Portrait of the Artist as a Young Dog by Dylan Thomas came to my attention yet again when Jean Seberg asks Jean-Paul Belmondo if he’s read it in Goddard’s iconic Breathless. I’ve always thought when Goddard mentions writers in his films, they are authors that he approves of. And I can see the class conscious Marxist loving Dylan’s book. As for Belmondo’s character, a small time hood and cop killer, it’s unlikely he would be reading literature. And I think the Seberg character, whose parents hope she’ll attend the Sorbonne, realizes that. I take it as a clear signal that their relationship as lovers will fail. Seberg is testing Belmondo and he is coming up short, only not in bed. That’s how I see it anyway, with the benefit of the hindsight of seeing the whole film.
The Portrait is a set of ten stories that dance as well as they walk, even though the characters within its pages can sometimes be seen to stumble. Meaning: the prose is on the threshold of the lyricism of poetry in almost every story. And it’s poetry that breaks the reader’s heart on account of its beauty as much as it seems to crack the heart of its author.
This breaking of its prose starts with a hint in the first story, “Peaches” with the bending of reality, or the interference with it, by the dark light of a child’s nightmares, which authentically, he is challenged to separate from his everyday life.
In “The Fight” a boy wonderfully says that he “can bleed anytime he wants”. A proud boy’s boast that expresses what boyhood is, it seems to me, better than any other one-liner I have heard.
In “Extraordinary Little Cough” we run into a priceless adolescent line when a boy observes that he has picked a girl for himself, although he likes nothing she says and nothing she does.
“Just Like Little Dogs” opens with “Standing alone under a railway arch out of the wind…” The story provided me with a key to the writer’s mind. Nothing in art is hidden, and nothing is revealed. In literature, it’s up to the reader to “liberate” the book, to render it living, as it has a potential for being. A young man under shelter of railroad bridge in wind, rain and surf. It’s a night vision. He loves wandering his Welsh town after midnight. Walking the nocturnally abandoned High Street. And under the arch he hears a faraway dog barking whose location he can’t quite identify. To me that bark seems like the dark soul of the town. He imagines people up on the hill in their comfortable houses, entertaining friends and family. A young man’s anthem to loneliness. But here’s where the animating tension is: Lonely as he is, I’m not sure he would want the company. He both wants the togetherness and feels an emotional distance from it. The narrative moves up a level when two others also seek the arch’s shelter, and their stories within the story illuminate the whole, or better, become the whole of what the story should be.
“Who Do You Wish Was With Us?” is a ritual of both friendship and mourning, containing also one of those oceanic surges of poetry, coming seemingly from nowhere but conveying the sense that it was there all the time. I sighed and teared up over this one. How eloquent an expression of life’s burdens and its lost beauty…but the beauty is real. It’s a Land’s End vision.

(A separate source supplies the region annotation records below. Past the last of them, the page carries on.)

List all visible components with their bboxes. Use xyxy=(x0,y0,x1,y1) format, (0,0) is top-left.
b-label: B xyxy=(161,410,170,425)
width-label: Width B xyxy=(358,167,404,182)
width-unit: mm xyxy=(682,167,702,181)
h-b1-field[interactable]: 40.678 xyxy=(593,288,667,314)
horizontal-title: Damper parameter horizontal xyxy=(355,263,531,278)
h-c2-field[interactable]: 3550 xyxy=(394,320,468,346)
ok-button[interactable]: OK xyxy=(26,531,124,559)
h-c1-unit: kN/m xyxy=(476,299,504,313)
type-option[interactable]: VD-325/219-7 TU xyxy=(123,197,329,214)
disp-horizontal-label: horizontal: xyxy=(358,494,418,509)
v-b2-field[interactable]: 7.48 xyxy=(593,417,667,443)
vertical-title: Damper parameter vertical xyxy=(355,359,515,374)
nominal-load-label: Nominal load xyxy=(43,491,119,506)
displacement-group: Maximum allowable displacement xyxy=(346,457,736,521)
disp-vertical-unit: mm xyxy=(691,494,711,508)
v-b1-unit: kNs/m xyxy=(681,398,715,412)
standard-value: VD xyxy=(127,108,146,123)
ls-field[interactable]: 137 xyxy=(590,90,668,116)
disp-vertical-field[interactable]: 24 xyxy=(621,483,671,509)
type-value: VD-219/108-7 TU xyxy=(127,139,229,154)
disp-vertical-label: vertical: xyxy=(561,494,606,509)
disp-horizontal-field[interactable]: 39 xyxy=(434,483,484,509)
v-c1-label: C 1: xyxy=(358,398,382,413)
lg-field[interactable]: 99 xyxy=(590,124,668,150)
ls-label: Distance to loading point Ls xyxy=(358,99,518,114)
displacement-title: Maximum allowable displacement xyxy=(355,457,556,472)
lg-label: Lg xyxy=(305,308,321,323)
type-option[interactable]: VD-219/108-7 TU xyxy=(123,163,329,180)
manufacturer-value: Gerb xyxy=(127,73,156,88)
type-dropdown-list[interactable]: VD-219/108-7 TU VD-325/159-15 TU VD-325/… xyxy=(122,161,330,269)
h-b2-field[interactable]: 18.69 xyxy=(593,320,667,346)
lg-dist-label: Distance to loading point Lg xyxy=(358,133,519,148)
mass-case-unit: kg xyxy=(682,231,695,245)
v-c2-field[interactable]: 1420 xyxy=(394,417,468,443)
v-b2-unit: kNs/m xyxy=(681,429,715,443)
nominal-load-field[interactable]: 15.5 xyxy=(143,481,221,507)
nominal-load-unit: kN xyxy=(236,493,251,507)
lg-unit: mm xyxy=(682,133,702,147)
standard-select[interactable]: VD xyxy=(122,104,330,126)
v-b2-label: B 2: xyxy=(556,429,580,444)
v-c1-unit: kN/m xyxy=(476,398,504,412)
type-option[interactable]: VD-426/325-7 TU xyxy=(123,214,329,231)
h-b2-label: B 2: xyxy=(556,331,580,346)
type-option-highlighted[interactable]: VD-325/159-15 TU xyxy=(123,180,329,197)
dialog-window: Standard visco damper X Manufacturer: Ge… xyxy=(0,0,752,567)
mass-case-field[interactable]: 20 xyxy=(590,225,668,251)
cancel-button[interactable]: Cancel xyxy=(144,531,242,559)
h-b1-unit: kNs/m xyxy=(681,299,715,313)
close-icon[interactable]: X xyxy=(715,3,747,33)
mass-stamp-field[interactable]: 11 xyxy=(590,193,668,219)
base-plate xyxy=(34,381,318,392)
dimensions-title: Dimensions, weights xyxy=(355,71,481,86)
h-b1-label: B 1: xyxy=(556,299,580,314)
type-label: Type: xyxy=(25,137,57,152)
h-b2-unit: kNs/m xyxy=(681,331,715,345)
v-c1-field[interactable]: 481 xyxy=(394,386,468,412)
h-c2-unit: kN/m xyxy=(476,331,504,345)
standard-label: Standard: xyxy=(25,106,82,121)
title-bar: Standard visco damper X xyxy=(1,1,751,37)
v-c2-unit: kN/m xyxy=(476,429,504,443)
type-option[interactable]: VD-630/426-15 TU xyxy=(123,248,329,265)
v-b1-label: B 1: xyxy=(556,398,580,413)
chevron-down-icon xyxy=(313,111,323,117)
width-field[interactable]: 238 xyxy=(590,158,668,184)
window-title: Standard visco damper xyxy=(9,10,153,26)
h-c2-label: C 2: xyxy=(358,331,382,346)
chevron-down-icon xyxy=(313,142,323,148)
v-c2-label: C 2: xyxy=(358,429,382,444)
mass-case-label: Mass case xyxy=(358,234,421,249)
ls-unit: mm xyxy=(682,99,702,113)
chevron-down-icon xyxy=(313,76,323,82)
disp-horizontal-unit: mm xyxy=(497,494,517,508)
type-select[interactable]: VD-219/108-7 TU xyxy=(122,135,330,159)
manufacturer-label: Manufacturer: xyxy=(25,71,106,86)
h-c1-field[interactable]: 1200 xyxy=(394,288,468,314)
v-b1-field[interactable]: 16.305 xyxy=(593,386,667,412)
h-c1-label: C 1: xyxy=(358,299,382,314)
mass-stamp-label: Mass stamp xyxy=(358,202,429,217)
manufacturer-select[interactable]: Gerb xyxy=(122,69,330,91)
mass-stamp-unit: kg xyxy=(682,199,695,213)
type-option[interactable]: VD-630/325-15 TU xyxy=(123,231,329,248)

Dylan Thomas as a prose writer has a gift for portraying the full span of the community it seems he grew up in. In the final story, “One Warm Saturday” it is as if his whole town is on the page and at the beach. But like in that common sort of nightmare that we probably all have had, he no sooner finds them than he loses them. You’ve had that sad dream haven’t you? In that dreaming, you find that essential person, the almost mythic friend, only to turn your back for a second and lose them. You wake up.